Today, AI assistants (coding agents, web agents, etc.) rely on specialized assets like system instructions and multi-file "skills". These assets are often hardcoded into applications or scattered across repositories without version control.
This leads to several issues:
- 🗑️ Domain clutter: Assets are not part of the domain, but they are included in the project.
- 🔎 Discoverability: Hard to find assets for a specific purpose.
- 🔗 Sharing: Hard to share assets with other projects.
- 📋 Duplication: Assets are often duplicated across repositories.
- 📉 Version Drift: Different developers or tools using outdated versions of an instruction.
- 🕵️ No Traceability: Losing track of why a specific instruction was changed.
- 🏝️ Platform Silos: A "skill" built for one assistant is hard to use in another.
⚠️ Security Risks: Using unverified assets without integrity checks.
ARCA solves these problems by treating agentic assets as first-class versioned dependencies, much like NPM, Go Modules, or Maven.

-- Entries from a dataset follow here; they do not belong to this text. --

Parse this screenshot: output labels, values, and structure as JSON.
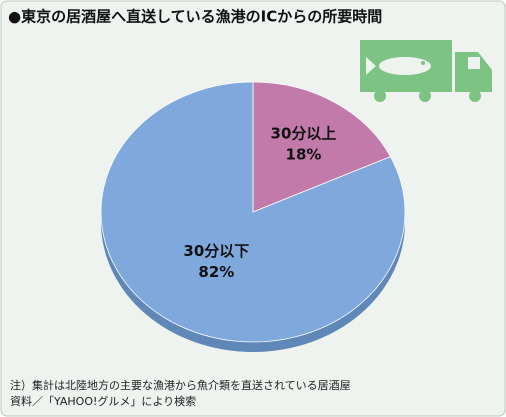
{
  "chart_data": {
    "type": "pie",
    "title": "●東京の居酒屋へ直送している漁港のICからの所要時間",
    "categories": [
      "30分以上",
      "30分以下"
    ],
    "values": [
      18,
      82
    ],
    "value_labels": [
      "18%",
      "82%"
    ],
    "colors": [
      "#c27aaa",
      "#7fa9dc"
    ],
    "notes": [
      "注）集計は北陸地方の主要な漁港から魚介類を直送されている居酒屋",
      "資料／「YAHOO!グルメ」により検索"
    ]
  }
}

- 📌 Deterministic Resolution: Use specific versions (SemVer) or commit SHAs to ensure your agent's behavior is predictable and reproducible.
- 🔀 Platform Independence: ARCA is not tied to one IDE. Its "Projection" system allows it to bridge versioned assets into terminal CLIs, VS Code, Cursor, or even mobile apps.
- 🛡️ Security by Default: Content-addressable hashing (SHA-256) ensures that what you run is exactly what was published.
- ⚡ Performance: The Go-based core is designed for speed, ensuring that syncing assets happens in milliseconds, even in complex workspaces.
- 🌐 Decentralized: No central "Store" required. Use your existing Git infrastructure or local file shares.